Mevrouw Tegendraedt had de wens uitgesproken deze zomer de biënnale in Venetië te bezoeken. Dus begaven wij ons in onze comfortabele limousine naar Italië, de strapatsen van het moderne vliegen laat ik aan mij voorbij gaan.
Venetië is autovrij, je moet je auto achterlaten in een autopakhuis dat een eldorado is voor dieven.
Een vriend wist er iets op. Je gaat naar Punta Sabbione dat ligt op de duinenrij schuin tegenover Venetië. Je kunt er met de auto komen, er zijn hotels met ruime parkeerplaatsen. Je loopt naar de aanlegplaats van de pont, die je na een half uur varen afzet bij het San Marco plein, van daar is het 200 meter naar de ingang van de biënnale.
Het klopte allemaal fantastisch. Wat hij er niet bijgezegd had dat er achter die duinen zevenentwintig campings waren, bezocht door Nederlandse, Duitse en Italiaanse gezinnen met kinderen voor wie er ook een vaste kermis, twee waterpretparken en talloze pizzeria’s en bars waren, de laatste dan vooral voor de ouders.

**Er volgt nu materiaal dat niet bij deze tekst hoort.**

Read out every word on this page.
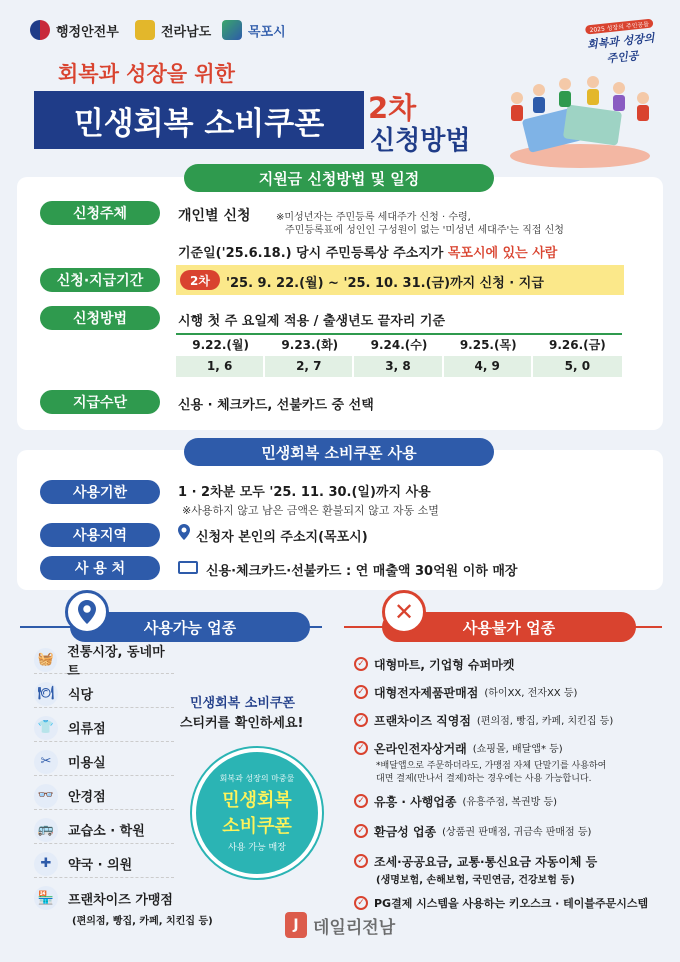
행정안전부	전라남도	목포시	2025 성장의 주인공들
회복과 성장의
주인공
회복과 성장을 위한
민생회복 소비쿠폰	2차
신청방법
지원금 신청방법 및 일정
신청주체	개인별 신청	※미성년자는 주민등록 세대주가 신청 · 수령,
주민등록표에 성인인 구성원이 없는 '미성년 세대주'는 직접 신청
기준일('25.6.18.) 당시 주민등록상 주소지가 목포시에 있는 사람
신청·지급기간	2차	'25. 9. 22.(월) ~ '25. 10. 31.(금)까지 신청 · 지급
신청방법	시행 첫 주 요일제 적용 / 출생년도 끝자리 기준
9.22.(월)	9.23.(화)	9.24.(수)	9.25.(목)	9.26.(금)
1, 6	2, 7	3, 8	4, 9	5, 0
지급수단	신용 · 체크카드, 선불카드 중 선택
민생회복 소비쿠폰 사용
사용기한	1 · 2차분 모두 '25. 11. 30.(일)까지 사용
※사용하지 않고 남은 금액은 환불되지 않고 자동 소멸
사용지역	신청자 본인의 주소지(목포시)
사 용 처	신용·체크카드·선불카드 : 연 매출액 30억원 이하 매장
사용가능 업종
🧺 전통시장, 동네마트
🍽 식당
👕	의류점
✂	미용실
👓	안경점
🚌	교습소 · 학원
✚	약국 · 의원
🏪	프랜차이즈 가맹점
(편의점, 빵집, 카페, 치킨집 등)
민생회복 소비쿠폰
스티커를 확인하세요!
회복과 성장의 마중물
민생회복
소비쿠폰
사용 가능 매장
사용불가 업종
✕
✓ 대형마트, 기업형 슈퍼마켓
✓ 대형전자제품판매점 (하이XX, 전자XX 등)
✓ 프랜차이즈 직영점 (편의점, 빵집, 카페, 치킨집 등)
✓ 온라인전자상거래 (쇼핑몰, 배달앱* 등)
*배달앱으로 주문하더라도, 가맹점 자체 단말기를 사용하여
대면 결제(만나서 결제)하는 경우에는 사용 가능합니다.
✓ 유흥 · 사행업종 (유흥주점, 복권방 등)
✓ 환금성 업종 (상품권 판매점, 귀금속 판매점 등)
✓ 조세·공공요금, 교통·통신요금 자동이체 등
(생명보험, 손해보험, 국민연금, 건강보험 등)
✓ PG결제 시스템을 사용하는 키오스크 · 테이블주문시스템
J 데일리전남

Uiteindelijk hadden we nauwelijks last van lawaai omdat ons hotel wat afzijdig lag. Samen met de campinggasten, die met hun kinderen Venetië gingen zien, voeren we ’s morgens af. Na het aanleggen gingen zij naar links naar het San Marco plein en het Dogenpaleis en wij naar rechts naar de biënnale. Aan het einde van de middag voeren we samen weer terug, de ouders voldaan omdat het Dogenpaleis precies leek op de foto’s in de reisgids, de kinderen moe en dreinerig.
Twee dagen hebben we op de biënnale rondgelopen, soms geboeid soms wat verveeld. Kunst die bestaat uit een filmpje van 10 minuten dat in een donkere ruimte met banken voor de bezoekers eindeloos wordt herhaald hoort eerder op youtube thuis. Dan heb je ook niet het nadeel dat je gemiddeld halverwege de voorstelling binnen komt en eerst de tweede en dan de eerste helft ziet. De bezoekers stemden met hun voeten, de zaaltjes waren meestal leeg.
Een hoogtepunt voor ons was een zaal gevuld met meer dan honderd menselijke figuren op ware grootte gemaakt uit grijze neopreen slang; het was alsof je een ontmoeting had met een groep mensen die tijdelijk aan de hel waren ontsnapt.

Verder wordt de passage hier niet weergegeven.